32

4.2K 168 15
                                    

Madison

Przymknęłam powieki, a błysk fleszy odbijał się w mojej głowie. Chaos, to słowo, które idealnie opisuje właśnie sytuacje. Dziennikarze wykrzykiwali pytania, ochroniarze odciągali ich ode mnie i Kendall. Próbowałam postawić krok do przodu, ale kamery, mikrofony i aparaty otoczyły nas z każdej ze stron.

– Kim pani jest dla Williama Walkera?

– Dlaczego tak długo prezes Black Industries ukrywał swoją tożsamość?

Zacisnęłam dłonie w pięści, wbijając paznokcie w jej wnętrze. I co ja do cholery mam teraz zrobić? Pot spływał po moich plecach, a nogi zaczęły drżeć.

– Odpowiedziałam na wszystkie państwa pytania, konferencję uważam za skończoną. – Głos Charlotte Pierre dobiegał gdzieś z oddali, ledwie przekrzykiwał wzburzony tłum reporterów. Nie reagowali w ogóle na PR–owca firmy. To ja byłam dla nich kawałkiem mięsa, na który się rzucili.

– Jak to jest pracować z najbardziej rozchwytywanym kawalerem w Paryżu?

– Czy Black Industries ma problemy finansowe?

– Proszę za mną. – Usłyszałam gdzieś pomiędzy kolejnymi pytaniami. Uniosłam spojrzenie i zobaczyłam trzeciego ochroniarza, którego ogromnie rozbudowana sylwetka zasłoniła mi w końcu widok na dziennikarzy. Objął mnie ramieniem, a ja skuliłam się przy jego klatce piersiowej. Ktoś popchnął mnie w bok, przez co mocniej przyległam do ciała ochroniarza.

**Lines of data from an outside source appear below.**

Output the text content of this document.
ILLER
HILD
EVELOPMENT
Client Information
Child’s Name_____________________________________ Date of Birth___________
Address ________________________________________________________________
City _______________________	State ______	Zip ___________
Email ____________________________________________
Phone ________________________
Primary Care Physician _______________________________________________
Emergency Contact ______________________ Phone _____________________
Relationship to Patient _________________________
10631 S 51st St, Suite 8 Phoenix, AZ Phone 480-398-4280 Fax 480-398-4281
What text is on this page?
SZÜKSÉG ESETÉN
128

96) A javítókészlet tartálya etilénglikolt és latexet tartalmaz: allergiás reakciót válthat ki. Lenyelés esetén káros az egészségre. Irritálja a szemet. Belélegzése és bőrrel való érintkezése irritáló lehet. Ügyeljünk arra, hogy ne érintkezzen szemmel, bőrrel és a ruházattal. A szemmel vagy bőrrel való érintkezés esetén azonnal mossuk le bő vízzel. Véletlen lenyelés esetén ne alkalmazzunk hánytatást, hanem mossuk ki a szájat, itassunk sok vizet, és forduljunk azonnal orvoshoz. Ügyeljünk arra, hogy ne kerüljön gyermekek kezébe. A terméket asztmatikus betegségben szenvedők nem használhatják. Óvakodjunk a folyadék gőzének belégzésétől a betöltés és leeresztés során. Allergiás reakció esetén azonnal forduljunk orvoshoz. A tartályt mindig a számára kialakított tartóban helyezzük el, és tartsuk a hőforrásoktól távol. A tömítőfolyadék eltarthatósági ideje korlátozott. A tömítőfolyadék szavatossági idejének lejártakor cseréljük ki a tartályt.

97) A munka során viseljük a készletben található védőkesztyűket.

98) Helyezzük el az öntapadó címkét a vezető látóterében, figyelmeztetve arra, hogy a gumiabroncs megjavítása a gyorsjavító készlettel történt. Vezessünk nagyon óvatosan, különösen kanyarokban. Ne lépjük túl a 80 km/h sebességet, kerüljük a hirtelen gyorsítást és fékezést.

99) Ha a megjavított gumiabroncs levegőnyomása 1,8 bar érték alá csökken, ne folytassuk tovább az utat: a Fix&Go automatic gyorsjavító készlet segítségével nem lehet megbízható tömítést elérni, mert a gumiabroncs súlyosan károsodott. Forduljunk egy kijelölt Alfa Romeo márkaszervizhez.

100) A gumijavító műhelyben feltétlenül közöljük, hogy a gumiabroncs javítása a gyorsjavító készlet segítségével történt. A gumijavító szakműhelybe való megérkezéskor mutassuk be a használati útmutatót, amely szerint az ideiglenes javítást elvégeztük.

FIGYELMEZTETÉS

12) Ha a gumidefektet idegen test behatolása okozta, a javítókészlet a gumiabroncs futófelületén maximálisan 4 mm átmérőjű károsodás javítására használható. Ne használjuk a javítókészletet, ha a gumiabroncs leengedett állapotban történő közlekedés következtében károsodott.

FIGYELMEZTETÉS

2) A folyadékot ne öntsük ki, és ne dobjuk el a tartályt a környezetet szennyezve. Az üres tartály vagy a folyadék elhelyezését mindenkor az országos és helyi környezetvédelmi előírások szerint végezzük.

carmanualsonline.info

Pachniał skórą i metalem.

– Panno Clarke, czy wszystko w porządku? – zapytał, gdy tylko przeszliśmy przez drzwi wejściowe firmy. Odetchnęłam głęboko i od razu spojrzałam na zewnątrz, by zobaczyć jak kolejny z wysokich mężczyzn prowadzi Kendall i Charlotte.

– Co za wariatkowo! – krzyknęła moja przyjaciółka, gdy zasuwane drzwi odcięły nas od chaosu panującego na zewnątrz. Reporterzy podbiegali do szklanych okien, ale na całe szczęście ich powierzchnia wyglądała jak lustro, więc jedynie co mogli nagrać to swoje zawiedzione twarze.

– Pojawiłyście się w idealnym momencie – mruknęła Charlotte, otrzepując poły swojej czarnej marynarki. Odsunęła kosmyki włosów z czoła i zgromiła mnie spojrzeniem. – Szło mi super, dopóki się nie zjawiłyście.

– Strasznie mi przykro, że przyszłam pracować – wtrąciłam, wkładając w swoją wypowiedź maksymalną ilość ironii i jadu. – Przynajmniej chcę jak najlepiej wykonywać swoją pracę.

– Jakbyś nie zauważyła – zrobiła krok w moją stronę – właśnie próbowałam wykonywać jak najlepiej swoją pracę – powtórzyła z sarkazmem, próbując naśladować mój amerykański akcent. Zmrużyłam oczy i uniosłam wyżej podbródek.

– Nie musiałabyś, gdybyś nie spierdoliła tego na samym początku – odpowiedziałam pewnie i założyłam ręce na piersi. Jeden z ochroniarzy odchrząknął i zbliżył się do nas, jakby chciał w każdej chwili zareagować, jeśli rzucimy się na siebie.

– Chyba dostałam wysypki – rzuciła Pierre, oglądając swoje dłonie. – Mam uczulenie na nic nieznaczących stażystów, których zdanie totalnie mam w dupie.

– Co najwyżej możesz mieć chlamydię, ty rozpustna, wredna małpo! – Temperatura w moim ciele wzrastała, czułam to na policzkach, które pokrywał na pewno teraz ogromny, czerwony rumieniec podkreślający poziom mojego wnerwienia. Gdy Pierre zaśmiała się głośno, furia krążąca w moich żyłach doprowadziła krew do wrzenia. – Wydrapię ci oczy.

Na ogół jestem bardzo spokojną osobą, którą trudno sprowokować. Ale ta cholerna kobieta podważała i deptała każdą moją zasadę, powodowała, że zabrakło liczb w nieskończoności, do których mogłabym doliczać, aby się uspokoić.